Vallahi şu günlerde Türk otomotiv sektörü öyle bir performans sergiliyor ki, görenler şaşırıp kalıyor. Sanki her şey bir anda değişiverdi - adeta bir sihirli değnek değmiş gibi.
Geçen yılın aynı dönemine kıyasla ihracat %15.4 gibi inanılmaz bir artışla 2 milyar 939 milyon dolara ulaşmış. Bu rakamlar öyle sıradan istatistikler değil, gerçekten dikkat çekici.
Avrupa'nın Kapıları Ardına Kadar Açıldı
İşin en çarpıcı yanı şu: Almanya, Fransa, İtalya, İspanya ve İngiltere gibi Avrupa'nın ağır topları artık bizim otomobillerimize bayılıyor. Sanki herkes bir anda Türk malı otomobillerin kalitesini keşfetmiş gibi.
Bir düşünsenize - daha dün gibiydi, otomotiv sektörümüz belki biraz daha mütevazı hedeflerle ilerliyordu. Şimdi ise durum tamamen farklı. Yurtdışı pazarında adeta fırtına gibi esiyoruz.
Yatırımlar ve İstihdam Patlaması
Bu başarı hikayesi sadece ihracat rakamlarıyla sınırlı değil elbette. Sektörün önde gelen firmaları yurtdışında yeni yatırımlara imza atıyor. Fabrikalar kuruluyor, üretim hatları genişliyor, yüzlerce kişiye iş imkanı doğuyor.
Aslında bu durum bize şunu gösteriyor: Türk mühendisliği ve üretim kalitesi artık global arenada kendini kanıtlamış durumda. Kim demiş Türk otomotiv sektörü sadece iç pazarla sınırlı kalır diye?

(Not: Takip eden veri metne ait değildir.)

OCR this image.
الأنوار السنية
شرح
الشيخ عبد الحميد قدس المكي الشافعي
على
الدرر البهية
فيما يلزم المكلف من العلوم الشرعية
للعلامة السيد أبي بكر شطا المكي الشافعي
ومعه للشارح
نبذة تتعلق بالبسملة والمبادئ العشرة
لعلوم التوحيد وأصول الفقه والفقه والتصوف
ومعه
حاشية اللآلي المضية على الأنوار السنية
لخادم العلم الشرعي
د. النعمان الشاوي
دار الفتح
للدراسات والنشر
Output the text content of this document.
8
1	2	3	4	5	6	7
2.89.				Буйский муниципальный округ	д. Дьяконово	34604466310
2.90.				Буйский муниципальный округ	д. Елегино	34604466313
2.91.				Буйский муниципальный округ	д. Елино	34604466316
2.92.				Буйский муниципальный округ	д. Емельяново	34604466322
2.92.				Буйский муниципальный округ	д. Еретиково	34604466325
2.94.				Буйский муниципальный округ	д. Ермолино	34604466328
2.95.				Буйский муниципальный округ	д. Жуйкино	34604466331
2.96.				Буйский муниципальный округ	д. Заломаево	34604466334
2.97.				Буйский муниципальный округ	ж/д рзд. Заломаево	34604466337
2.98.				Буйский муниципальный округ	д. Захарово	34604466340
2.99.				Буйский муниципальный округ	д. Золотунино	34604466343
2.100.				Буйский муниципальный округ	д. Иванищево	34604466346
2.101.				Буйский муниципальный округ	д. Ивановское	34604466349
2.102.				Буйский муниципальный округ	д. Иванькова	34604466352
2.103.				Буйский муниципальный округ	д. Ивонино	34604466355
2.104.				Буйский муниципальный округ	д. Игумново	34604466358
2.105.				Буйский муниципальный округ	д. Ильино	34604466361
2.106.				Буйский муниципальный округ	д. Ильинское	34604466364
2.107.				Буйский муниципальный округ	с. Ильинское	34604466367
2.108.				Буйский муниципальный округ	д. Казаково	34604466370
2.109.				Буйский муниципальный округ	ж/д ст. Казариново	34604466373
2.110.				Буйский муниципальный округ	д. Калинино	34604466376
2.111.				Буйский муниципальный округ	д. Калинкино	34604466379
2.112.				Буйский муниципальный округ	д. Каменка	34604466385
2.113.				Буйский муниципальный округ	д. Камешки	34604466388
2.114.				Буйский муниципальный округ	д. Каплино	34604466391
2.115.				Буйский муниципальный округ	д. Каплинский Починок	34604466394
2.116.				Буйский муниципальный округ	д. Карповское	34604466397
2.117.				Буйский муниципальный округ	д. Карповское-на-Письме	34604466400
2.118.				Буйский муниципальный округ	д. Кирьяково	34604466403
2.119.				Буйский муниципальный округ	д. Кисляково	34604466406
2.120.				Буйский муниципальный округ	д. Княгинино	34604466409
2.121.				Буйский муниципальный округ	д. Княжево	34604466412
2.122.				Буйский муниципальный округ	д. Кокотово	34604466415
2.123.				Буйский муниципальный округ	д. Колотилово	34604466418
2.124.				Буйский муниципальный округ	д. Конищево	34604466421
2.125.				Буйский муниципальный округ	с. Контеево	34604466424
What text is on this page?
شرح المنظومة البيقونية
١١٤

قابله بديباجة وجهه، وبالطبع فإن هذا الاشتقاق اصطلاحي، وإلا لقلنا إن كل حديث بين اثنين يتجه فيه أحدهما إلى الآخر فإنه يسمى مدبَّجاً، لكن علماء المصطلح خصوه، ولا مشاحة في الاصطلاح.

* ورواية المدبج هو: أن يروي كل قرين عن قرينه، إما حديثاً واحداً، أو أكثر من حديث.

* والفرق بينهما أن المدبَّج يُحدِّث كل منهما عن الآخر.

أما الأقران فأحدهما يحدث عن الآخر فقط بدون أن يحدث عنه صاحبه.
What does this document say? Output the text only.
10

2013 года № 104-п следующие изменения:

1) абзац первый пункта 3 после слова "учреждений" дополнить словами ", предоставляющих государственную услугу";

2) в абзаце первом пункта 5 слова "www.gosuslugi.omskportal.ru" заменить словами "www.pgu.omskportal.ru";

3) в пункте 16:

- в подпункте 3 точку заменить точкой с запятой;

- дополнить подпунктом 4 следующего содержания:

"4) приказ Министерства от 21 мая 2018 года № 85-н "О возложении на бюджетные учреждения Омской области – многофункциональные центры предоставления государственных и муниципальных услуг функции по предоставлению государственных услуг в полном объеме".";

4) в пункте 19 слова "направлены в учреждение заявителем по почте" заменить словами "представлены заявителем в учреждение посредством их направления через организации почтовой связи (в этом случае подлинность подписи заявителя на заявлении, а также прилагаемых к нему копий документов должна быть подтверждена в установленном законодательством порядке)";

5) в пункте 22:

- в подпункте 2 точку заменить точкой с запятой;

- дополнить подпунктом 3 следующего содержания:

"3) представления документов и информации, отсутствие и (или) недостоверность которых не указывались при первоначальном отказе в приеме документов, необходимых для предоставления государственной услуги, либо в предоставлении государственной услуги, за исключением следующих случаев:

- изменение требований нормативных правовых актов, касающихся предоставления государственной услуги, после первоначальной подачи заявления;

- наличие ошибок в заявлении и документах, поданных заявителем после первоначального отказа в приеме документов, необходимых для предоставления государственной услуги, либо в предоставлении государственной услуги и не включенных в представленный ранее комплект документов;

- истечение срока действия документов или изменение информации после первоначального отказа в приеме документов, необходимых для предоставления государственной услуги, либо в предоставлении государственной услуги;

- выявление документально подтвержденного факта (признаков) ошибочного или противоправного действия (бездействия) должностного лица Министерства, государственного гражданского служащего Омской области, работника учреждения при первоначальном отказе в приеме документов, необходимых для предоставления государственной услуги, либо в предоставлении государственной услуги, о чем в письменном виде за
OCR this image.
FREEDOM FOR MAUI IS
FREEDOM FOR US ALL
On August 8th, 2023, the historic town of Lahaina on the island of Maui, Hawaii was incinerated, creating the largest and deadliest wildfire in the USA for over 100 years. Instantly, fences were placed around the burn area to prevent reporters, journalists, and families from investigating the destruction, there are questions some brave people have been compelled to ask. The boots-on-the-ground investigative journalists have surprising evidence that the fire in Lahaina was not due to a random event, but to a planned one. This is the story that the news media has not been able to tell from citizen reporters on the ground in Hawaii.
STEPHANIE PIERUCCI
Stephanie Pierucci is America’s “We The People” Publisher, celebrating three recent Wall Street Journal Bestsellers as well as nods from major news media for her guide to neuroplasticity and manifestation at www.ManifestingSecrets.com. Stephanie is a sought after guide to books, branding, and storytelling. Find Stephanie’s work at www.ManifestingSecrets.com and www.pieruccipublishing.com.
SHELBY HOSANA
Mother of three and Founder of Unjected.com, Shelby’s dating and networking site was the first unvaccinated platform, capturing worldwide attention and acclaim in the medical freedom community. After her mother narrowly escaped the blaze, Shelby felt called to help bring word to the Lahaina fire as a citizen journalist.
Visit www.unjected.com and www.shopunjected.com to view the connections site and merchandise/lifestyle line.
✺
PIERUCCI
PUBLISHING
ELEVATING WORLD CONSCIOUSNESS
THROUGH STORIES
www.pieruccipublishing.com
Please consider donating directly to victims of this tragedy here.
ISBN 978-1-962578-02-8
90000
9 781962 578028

- İhracatta %15.4'lük rekor artış
- Avrupa'nın önde gelen ülkelerinde pazar payı genişlemesi
- Yurtdışı yatırımlarda gözle görülür sıçrama
- İstihdamda ciddi artış potansiyeli
Peki bu başarının arkasında ne var? Bence en önemli faktör, sektörün uzun vadeli stratejilerle hareket etmesi ve kaliteye verdiği önem. Ayrıca - itiraf etmeliyim - son yıllarda Türk markalarının tasarım ve teknoloji anlamında gösterdiği gelişim de inanılmaz.
Ekonomiye Katkısı Dev Boyutlarda
Bu ihracat başarısının ekonomiye katkısını hafife almamak lazım. Döviz girişi, istihdam, teknoloji transferi derken, otomotiv sektörü adeta ekonominin lokomotifi haline gelmiş durumda.
Şahsen düşünüyorum da, eğer bu tempoyla devam edebilirsek, önümüzdeki yıllarda çok daha büyük başarı hikayeleri yazabiliriz. Belki de Türk otomotiv sektörü, global arenada çok daha iddialı bir konuma gelecek.
Sonuç olarak - ve bunu gönül rahatlığıyla söyleyebilirim - Türk otomotiv sanayisi yurtdışı atağıyla gerçek bir başarı hikayesi yazıyor. Bu performans sadece sektör için değil, tüm Türkiye ekonomisi için umut verici sinyaller taşıyor.